Although commonly referred to as such, science isn’t an arbitrary thing. We all contribute and are all capable of actively changing the environment. Scientists must understand the world around them, how it affects their data, and what that means in terms of translating their findings and the implementation of treatments. The only way we can eliminate these effects is to individually embody anti-racism while assessing the scientific constitution to generate more equitable and accurate healthcare and medical practices. The fields of science and medicine do themselves a disservice by continuing to promote practices rooted in systemic racism. It will take a radical change to accomplish this goal of leaving behind regressive and racist ideologies. Lives are literally at stake, and so is the progression of science and medicine.



References:

  1. Hershman, D., Weinberg, M., Rosner, Z., Alexis, K., Tiersten, A., Grann, V. R., … Neugut, A. I. (2003, October 15). Ethnic Neutropenia and Treatment Delay in African American Women Undergoing Chemotherapy for Early-Stage Breast Cancer. OUP Academic. https://academic.oup.com/jnci/article/95/20/1545/2520494?login=true.

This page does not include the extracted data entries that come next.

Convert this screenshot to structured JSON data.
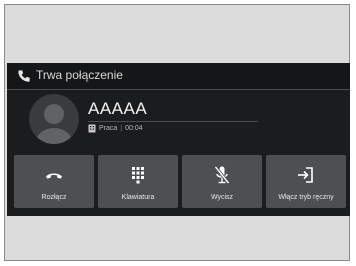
{
  "header": {
    "title": "Trwa połączenie",
    "icon": "phone-icon"
  },
  "contact": {
    "name": "AAAAA",
    "type": "Praca",
    "separator": "|",
    "duration": "00:04"
  },
  "buttons": [
    {
      "label": "Rozłącz",
      "icon": "hang-up-icon"
    },
    {
      "label": "Klawiatura",
      "icon": "keypad-icon"
    },
    {
      "label": "Wycisz",
      "icon": "mute-mic-icon"
    },
    {
      "label": "Włącz tryb ręczny",
      "icon": "handset-mode-icon"
    }
  ]
}
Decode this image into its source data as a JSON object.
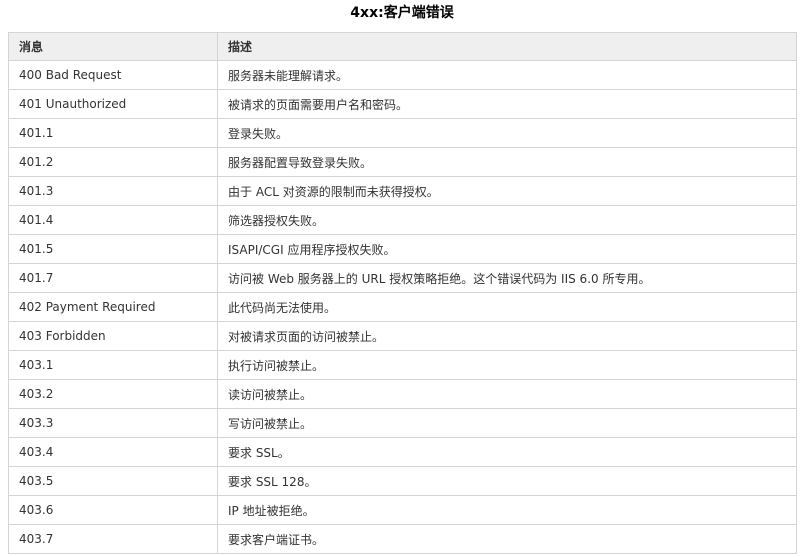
{
  "title": "4xx:客户端错误",
  "table": {
    "headers": [
      "消息",
      "描述"
    ],
    "rows": [
      [
        "400 Bad Request",
        "服务器未能理解请求。"
      ],
      [
        "401 Unauthorized",
        "被请求的页面需要用户名和密码。"
      ],
      [
        "401.1",
        "登录失败。"
      ],
      [
        "401.2",
        "服务器配置导致登录失败。"
      ],
      [
        "401.3",
        "由于 ACL 对资源的限制而未获得授权。"
      ],
      [
        "401.4",
        "筛选器授权失败。"
      ],
      [
        "401.5",
        "ISAPI/CGI 应用程序授权失败。"
      ],
      [
        "401.7",
        "访问被 Web 服务器上的 URL 授权策略拒绝。这个错误代码为 IIS 6.0 所专用。"
      ],
      [
        "402 Payment Required",
        "此代码尚无法使用。"
      ],
      [
        "403 Forbidden",
        "对被请求页面的访问被禁止。"
      ],
      [
        "403.1",
        "执行访问被禁止。"
      ],
      [
        "403.2",
        "读访问被禁止。"
      ],
      [
        "403.3",
        "写访问被禁止。"
      ],
      [
        "403.4",
        "要求 SSL。"
      ],
      [
        "403.5",
        "要求 SSL 128。"
      ],
      [
        "403.6",
        "IP 地址被拒绝。"
      ],
      [
        "403.7",
        "要求客户端证书。"
      ]
    ]
  }
}
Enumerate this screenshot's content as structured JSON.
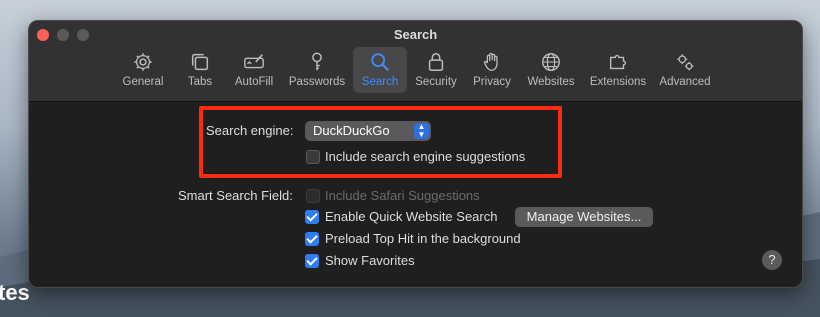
{
  "background": {
    "partial_text": "tes"
  },
  "window": {
    "title": "Search"
  },
  "tabs": [
    {
      "label": "General",
      "icon": "gear-icon"
    },
    {
      "label": "Tabs",
      "icon": "tabs-icon"
    },
    {
      "label": "AutoFill",
      "icon": "autofill-icon"
    },
    {
      "label": "Passwords",
      "icon": "key-icon"
    },
    {
      "label": "Search",
      "icon": "search-icon",
      "active": true
    },
    {
      "label": "Security",
      "icon": "lock-icon"
    },
    {
      "label": "Privacy",
      "icon": "hand-icon"
    },
    {
      "label": "Websites",
      "icon": "globe-icon"
    },
    {
      "label": "Extensions",
      "icon": "puzzle-icon"
    },
    {
      "label": "Advanced",
      "icon": "gears-icon"
    }
  ],
  "search": {
    "engine_label": "Search engine:",
    "engine_value": "DuckDuckGo",
    "suggestions_label": "Include search engine suggestions",
    "suggestions_checked": false
  },
  "smart_search": {
    "label": "Smart Search Field:",
    "options": [
      {
        "label": "Include Safari Suggestions",
        "checked": false,
        "disabled": true
      },
      {
        "label": "Enable Quick Website Search",
        "checked": true
      },
      {
        "label": "Preload Top Hit in the background",
        "checked": true
      },
      {
        "label": "Show Favorites",
        "checked": true
      }
    ],
    "manage_button": "Manage Websites..."
  },
  "help": "?",
  "colors": {
    "accent": "#2f7df6",
    "highlight": "#ff2a12"
  }
}
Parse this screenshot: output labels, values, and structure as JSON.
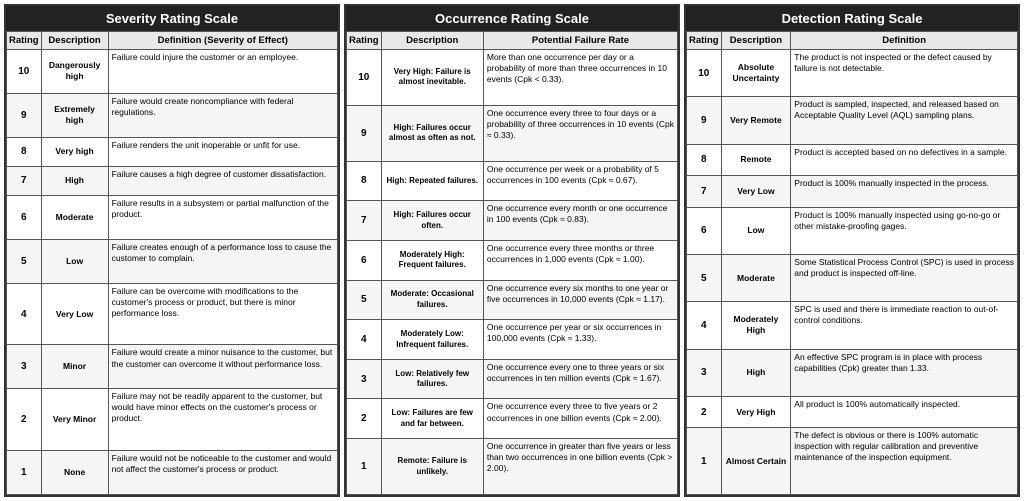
{
  "severity": {
    "title": "Severity Rating Scale",
    "columns": [
      "Rating",
      "Description",
      "Definition (Severity of Effect)"
    ],
    "rows": [
      {
        "rating": "10",
        "desc": "Dangerously high",
        "def": "Failure could injure the customer or an employee."
      },
      {
        "rating": "9",
        "desc": "Extremely high",
        "def": "Failure would create noncompliance with federal regulations."
      },
      {
        "rating": "8",
        "desc": "Very high",
        "def": "Failure renders the unit inoperable or unfit for use."
      },
      {
        "rating": "7",
        "desc": "High",
        "def": "Failure causes a high degree of customer dissatisfaction."
      },
      {
        "rating": "6",
        "desc": "Moderate",
        "def": "Failure results in a subsystem or partial malfunction of the product."
      },
      {
        "rating": "5",
        "desc": "Low",
        "def": "Failure creates enough of a performance loss to cause the customer to complain."
      },
      {
        "rating": "4",
        "desc": "Very Low",
        "def": "Failure can be overcome with modifications to the customer's process or product, but there is minor performance loss."
      },
      {
        "rating": "3",
        "desc": "Minor",
        "def": "Failure would create a minor nuisance to the customer, but the customer can overcome it without performance loss."
      },
      {
        "rating": "2",
        "desc": "Very Minor",
        "def": "Failure may not be readily apparent to the customer, but would have minor effects on the customer's process or product."
      },
      {
        "rating": "1",
        "desc": "None",
        "def": "Failure would not be noticeable to the customer and would not affect the customer's process or product."
      }
    ]
  },
  "occurrence": {
    "title": "Occurrence Rating Scale",
    "columns": [
      "Rating",
      "Description",
      "Potential Failure Rate"
    ],
    "rows": [
      {
        "rating": "10",
        "desc": "Very High: Failure is almost inevitable.",
        "def": "More than one occurrence per day or a probability of more than three occurrences in 10 events (Cpk < 0.33)."
      },
      {
        "rating": "9",
        "desc": "High: Failures occur almost as often as not.",
        "def": "One occurrence every three to four days or a probability of three occurrences in 10 events (Cpk ≈ 0.33)."
      },
      {
        "rating": "8",
        "desc": "High: Repeated failures.",
        "def": "One occurrence per week or a probability of 5 occurrences in 100 events (Cpk ≈ 0.67)."
      },
      {
        "rating": "7",
        "desc": "High: Failures occur often.",
        "def": "One occurrence every month or one occurrence in 100 events (Cpk ≈ 0.83)."
      },
      {
        "rating": "6",
        "desc": "Moderately High: Frequent failures.",
        "def": "One occurrence every three months or three occurrences in 1,000 events (Cpk ≈ 1.00)."
      },
      {
        "rating": "5",
        "desc": "Moderate: Occasional failures.",
        "def": "One occurrence every six months to one year or five occurrences in 10,000 events (Cpk ≈ 1.17)."
      },
      {
        "rating": "4",
        "desc": "Moderately Low: Infrequent failures.",
        "def": "One occurrence per year or six occurrences in 100,000 events (Cpk ≈ 1.33)."
      },
      {
        "rating": "3",
        "desc": "Low: Relatively few failures.",
        "def": "One occurrence every one to three years or six occurrences in ten million events (Cpk ≈ 1.67)."
      },
      {
        "rating": "2",
        "desc": "Low: Failures are few and far between.",
        "def": "One occurrence every three to five years or 2 occurrences in one billion events (Cpk ≈ 2.00)."
      },
      {
        "rating": "1",
        "desc": "Remote: Failure is unlikely.",
        "def": "One occurrence in greater than five years or less than two occurrences in one billion events (Cpk > 2.00)."
      }
    ]
  },
  "detection": {
    "title": "Detection Rating Scale",
    "columns": [
      "Rating",
      "Description",
      "Definition"
    ],
    "rows": [
      {
        "rating": "10",
        "desc": "Absolute Uncertainty",
        "def": "The product is not inspected or the defect caused by failure is not detectable."
      },
      {
        "rating": "9",
        "desc": "Very Remote",
        "def": "Product is sampled, inspected, and released based on Acceptable Quality Level (AQL) sampling plans."
      },
      {
        "rating": "8",
        "desc": "Remote",
        "def": "Product is accepted based on no defectives in a sample."
      },
      {
        "rating": "7",
        "desc": "Very Low",
        "def": "Product is 100% manually inspected in the process."
      },
      {
        "rating": "6",
        "desc": "Low",
        "def": "Product is 100% manually inspected using go-no-go or other mistake-proofing gages."
      },
      {
        "rating": "5",
        "desc": "Moderate",
        "def": "Some Statistical Process Control (SPC) is used in process and product is inspected off-line."
      },
      {
        "rating": "4",
        "desc": "Moderately High",
        "def": "SPC is used and there is immediate reaction to out-of-control conditions."
      },
      {
        "rating": "3",
        "desc": "High",
        "def": "An effective SPC program is in place with process capabilities (Cpk) greater than 1.33."
      },
      {
        "rating": "2",
        "desc": "Very High",
        "def": "All product is 100% automatically inspected."
      },
      {
        "rating": "1",
        "desc": "Almost Certain",
        "def": "The defect is obvious or there is 100% automatic inspection with regular calibration and preventive maintenance of the inspection equipment."
      }
    ]
  }
}
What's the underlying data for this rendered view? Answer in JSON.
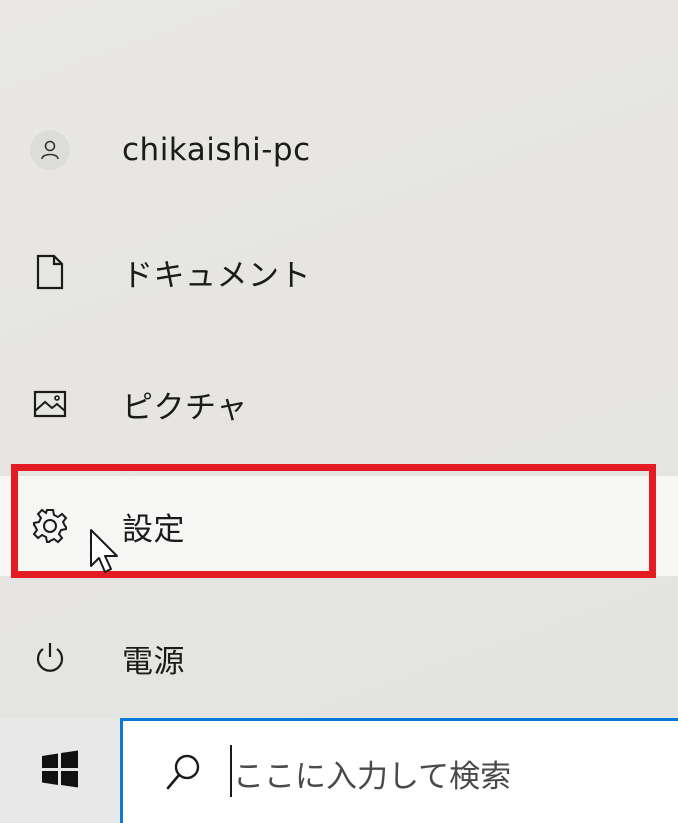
{
  "start_menu": {
    "items": [
      {
        "id": "user",
        "label": "chikaishi-pc",
        "icon": "user-icon"
      },
      {
        "id": "documents",
        "label": "ドキュメント",
        "icon": "document-icon"
      },
      {
        "id": "pictures",
        "label": "ピクチャ",
        "icon": "picture-icon"
      },
      {
        "id": "settings",
        "label": "設定",
        "icon": "gear-icon",
        "highlighted": true
      },
      {
        "id": "power",
        "label": "電源",
        "icon": "power-icon"
      }
    ]
  },
  "taskbar": {
    "start_icon": "windows-logo-icon",
    "search": {
      "icon": "search-icon",
      "placeholder": "ここに入力して検索"
    }
  },
  "colors": {
    "highlight_border": "#e51b23",
    "search_accent": "#0a78d7"
  }
}
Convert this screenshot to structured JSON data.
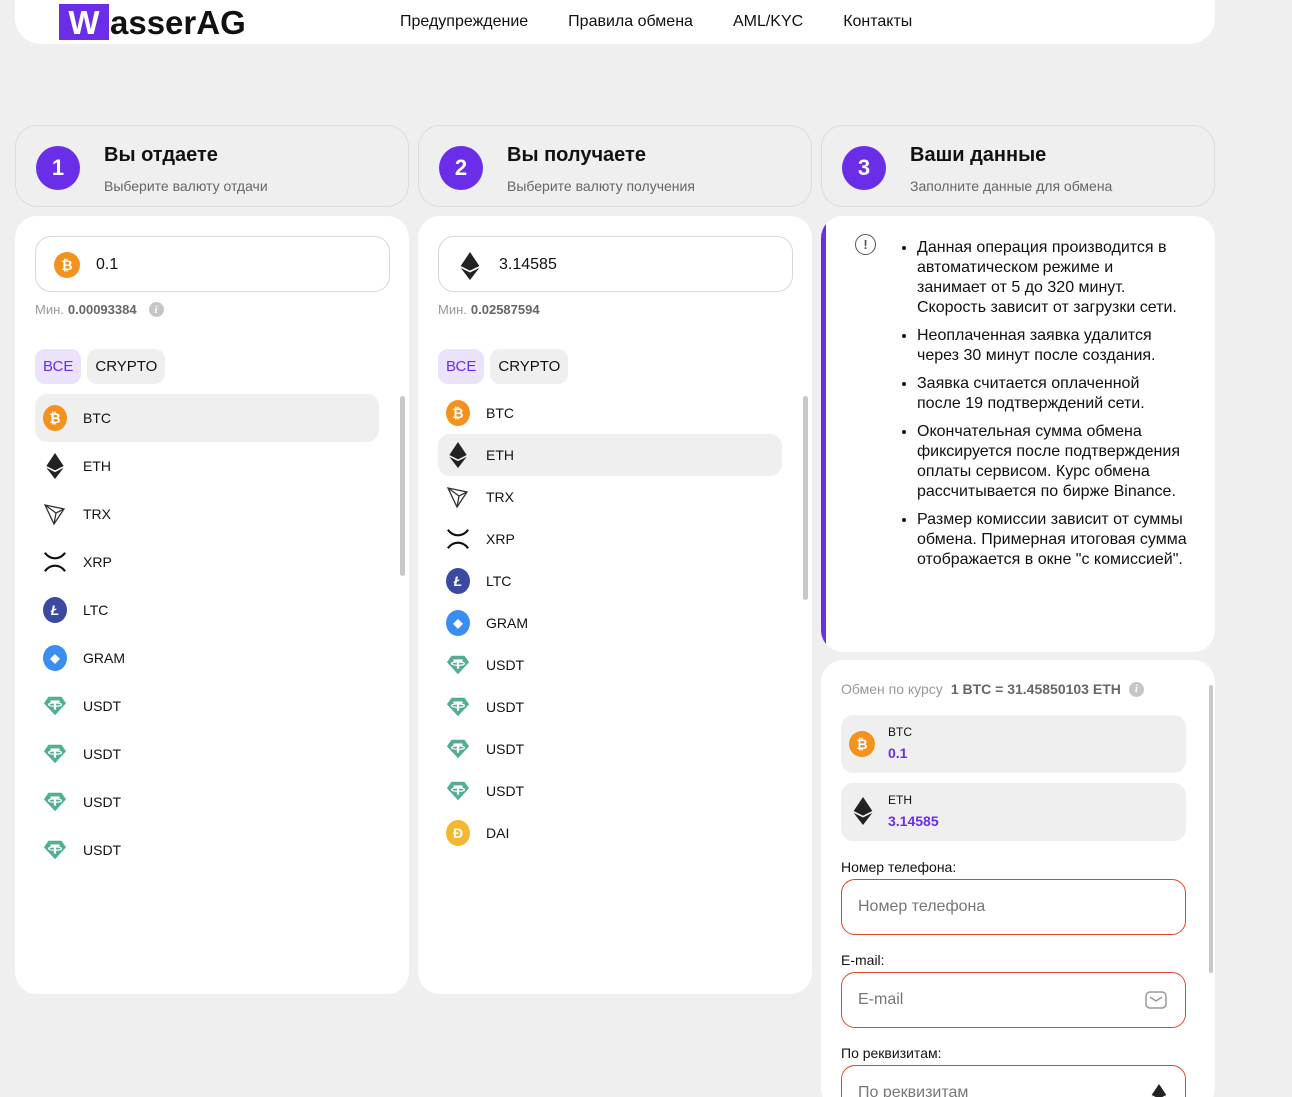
{
  "header": {
    "logo_letter": "W",
    "logo_rest": "asserAG",
    "nav": [
      "Предупреждение",
      "Правила обмена",
      "AML/KYC",
      "Контакты"
    ]
  },
  "steps": [
    {
      "num": "1",
      "title": "Вы отдаете",
      "subtitle": "Выберите валюту отдачи"
    },
    {
      "num": "2",
      "title": "Вы получаете",
      "subtitle": "Выберите валюту получения"
    },
    {
      "num": "3",
      "title": "Ваши данные",
      "subtitle": "Заполните данные для обмена"
    }
  ],
  "give": {
    "amount": "0.1",
    "min_label": "Мин.",
    "min_value": "0.00093384",
    "filters": [
      "ВСЕ",
      "CRYPTO"
    ],
    "currencies": [
      "BTC",
      "ETH",
      "TRX",
      "XRP",
      "LTC",
      "GRAM",
      "USDT",
      "USDT",
      "USDT",
      "USDT"
    ],
    "selected": "BTC"
  },
  "receive": {
    "amount": "3.14585",
    "min_label": "Мин.",
    "min_value": "0.02587594",
    "filters": [
      "ВСЕ",
      "CRYPTO"
    ],
    "currencies": [
      "BTC",
      "ETH",
      "TRX",
      "XRP",
      "LTC",
      "GRAM",
      "USDT",
      "USDT",
      "USDT",
      "USDT",
      "DAI"
    ],
    "selected": "ETH"
  },
  "notice": {
    "items": [
      "Данная операция производится в автоматическом режиме и занимает от 5 до 320 минут. Скорость зависит от загрузки сети.",
      "Неоплаченная заявка удалится через 30 минут после создания.",
      "Заявка считается оплаченной после 19 подтверждений сети.",
      "Окончательная сумма обмена фиксируется после подтверждения оплаты сервисом. Курс обмена рассчитывается по бирже Binance.",
      "Размер комиссии зависит от суммы обмена. Примерная итоговая сумма отображается в окне \"с комиссией\"."
    ]
  },
  "summary": {
    "rate_label": "Обмен по курсу",
    "rate_value": "1 BTC = 31.45850103 ETH",
    "give_currency": "BTC",
    "give_amount": "0.1",
    "receive_currency": "ETH",
    "receive_amount": "3.14585",
    "phone_label": "Номер телефона:",
    "phone_placeholder": "Номер телефона",
    "email_label": "E-mail:",
    "email_placeholder": "E-mail",
    "requisites_label": "По реквизитам:",
    "requisites_placeholder": "По реквизитам"
  },
  "colors": {
    "accent": "#6a2ee8",
    "error_border": "#d84a2f",
    "btc": "#f3921e",
    "usdt": "#53ae94"
  }
}
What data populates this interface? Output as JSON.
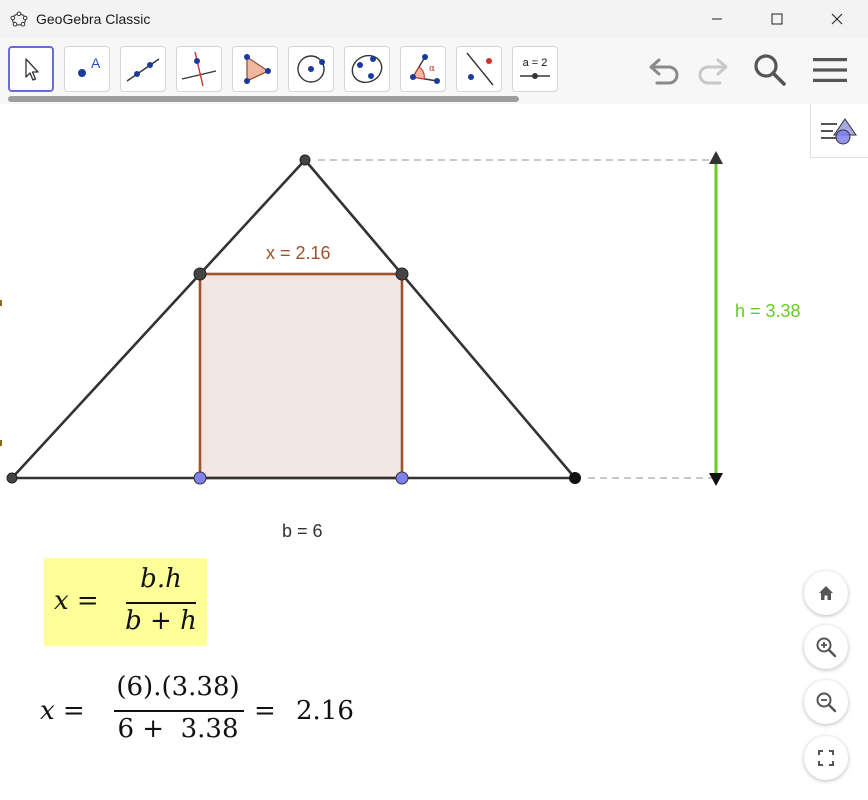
{
  "window": {
    "title": "GeoGebra Classic"
  },
  "toolbar": {
    "tools": [
      {
        "name": "move",
        "icon": "arrow-cursor-icon"
      },
      {
        "name": "point",
        "icon": "point-icon",
        "label": "A"
      },
      {
        "name": "line",
        "icon": "line-icon"
      },
      {
        "name": "perpendicular-line",
        "icon": "perpendicular-icon"
      },
      {
        "name": "polygon",
        "icon": "polygon-icon"
      },
      {
        "name": "circle",
        "icon": "circle-center-icon"
      },
      {
        "name": "circle-three-points",
        "icon": "circle-three-points-icon"
      },
      {
        "name": "angle",
        "icon": "angle-icon",
        "label": "α"
      },
      {
        "name": "reflect",
        "icon": "reflect-icon"
      },
      {
        "name": "slider",
        "icon": "slider-icon",
        "label": "a = 2"
      }
    ],
    "actions": [
      "undo",
      "redo",
      "search",
      "menu"
    ]
  },
  "construction": {
    "x_label": "x = 2.16",
    "h_label": "h = 3.38",
    "b_label": "b = 6",
    "b": 6,
    "h": 3.38,
    "x": 2.16,
    "colors": {
      "triangle": "#333333",
      "square_stroke": "#a0522d",
      "square_fill": "#f2e6e2",
      "height": "#66cc22",
      "dashed": "#c8c8c8",
      "base_points": "#8080ee"
    }
  },
  "formula": {
    "lhs": "x",
    "numerator": "b.h",
    "denominator": "b + h",
    "highlight": "#ffff99"
  },
  "substitution": {
    "lhs": "x",
    "numerator": "(6).(3.38)",
    "denominator": "6 +  3.38",
    "result": "2.16"
  },
  "view_controls": [
    "home",
    "zoom-in",
    "zoom-out",
    "fullscreen"
  ]
}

  2. Washington, Harriet A. Medical Apartheid The Dark History of Medical Experimentation on Black Americans from Colonial Times to the Present. New York: Knopf Doubleday Group., 2010. Print.

  3. Brandt, A. M. (1978, January 1). Racism and Research: The Case of the Tuskegee Syphilis Study. The Hastings Center Report. http://nrs.harvard.edu/urn-3:HUL.InstRepos:3372911.

  4. Tilghman, S., Alberts, B., Colón-Ramos, D., Dzirasa, K., Kimble, J., & Varmus, H. (2021, April 9). Concrete steps to diversify the scientific workforce. Science. https://science.sciencemag.org/content/372/6538/133.full.

  5. Service, C. N. (2021, April 20). Proportion of Black Doctors in U.S. Has Changed Little in 120 Years, UCLA Study Finds. NBC Los Angeles. https://www.nbclosangeles.com/news/local/proportion-of-black-doctors-in-u-s-has-changed-little-in-120-years-ucla-study-finds/2577020/.

  6. Fair, Malika A., and Sherese B. Johnson. "Addressing Racial Inequities in Medicine." Science. American Association for the Advancement of Science, 23 Apr. 2021. Web. 11 May 2021.